Gregor Ott: Bisher gab es die Betreuung der Opfer nicht in der Tiefe, wie wir uns das gewünscht haben. Und wenn man sich in die Perspektive dieser Menschen versetzt, gibt es für sie ja keine Alternative zum Täterkreis. Sie sind arm, sie kommen aus einem Land, wo sie auch beruflich keine Perspektive haben. Und hier in der Stadt, in der sie sind, kennen sie keinen. Das aufzufangen und ein Gegenangebot zu machen, ist die Aufgabe im Zusammenhang mit der Schutzwohnung. Wenn das gelingt, können wir die Arbeitsausbeutung nachhaltig bekämpfen, sodass vielleicht erst gar keine Opfer entstehen.

taz: Aber wirklich etwas versprechen können Sie den Menschen nicht. Am Ende gibt es womöglich trotzdem einen Freispruch für den Ausbeuter; sein Kumpane in der Heimat bedroht weiterhin ihre Verwandten, und Arbeit und Aufenthaltserlaubnis haben sie immer noch nicht.

Gregor Ott: Ja, so war es vielleicht bisher in der schlimmsten Ausprägung. Aber in der Schutzwohnung werden ja von der „Bema“ (Berliner Beratungszentrum für Migration und gute Arbeit, Anm.d.Red.) soziale Auffangangebote erarbeitet, gemeinsam mit den Personen. Und dann kann das aus unserer Sicht besser werden. Unser Teil als LKA ist natürlich in erster Linie die Zeugenvernehmung und Ermittlung der Täter.

Im Interview: Gregor Ott

… ist stellvertretender Leiter des Dezernats Menschenhandel beim Landeskriminalamt (LKA) Berlin

taz: Wie wählen Sie die Kandidaten für die Wohnung aus? Sie werden ja viel mehr Opfer finden, als sie auf den 10 Plätzen unterbringen können.
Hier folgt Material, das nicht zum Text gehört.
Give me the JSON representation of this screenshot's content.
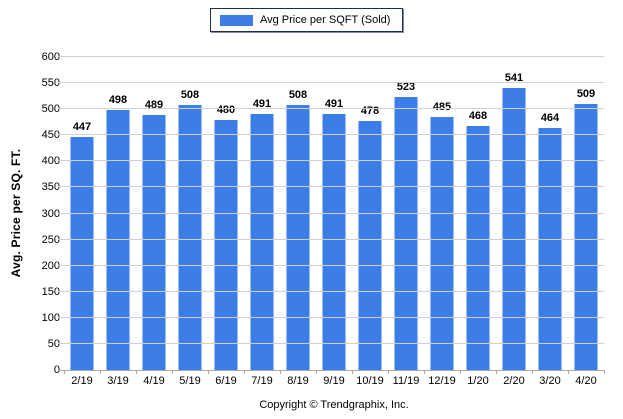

Gregor Ott: Das entscheiden wir gemeinsam in dem Konsortium, dass heute zusammengesessen hat. Wenn jemand von vornherein sagt, mit der Polizei spreche ich überhaupt nicht, ist das logischerweise kein Kandidat für die Wohnung. Im besten Fall haben wir durch die Ermittlungen Personen identifiziert: zum Beispiel einen Arbeiter, der extrem geschlagen worden ist. Oder wir wissen von jemandem, der sich schon offenbart hat gegenüber anderen – der also grundsätzlich zur Aussage bereit ist. Solche Leute werden bevorzugt in diese Wohnung gebracht, was nicht heißt, dass die anderen Personen keine Hilfe erfahren. Aber bei der Wohnung geht es explizit darum, Zeugen zu schützen vor dem Tätereinfluss – damit der Täter bestraft werden kann in einem Hauptverfahren.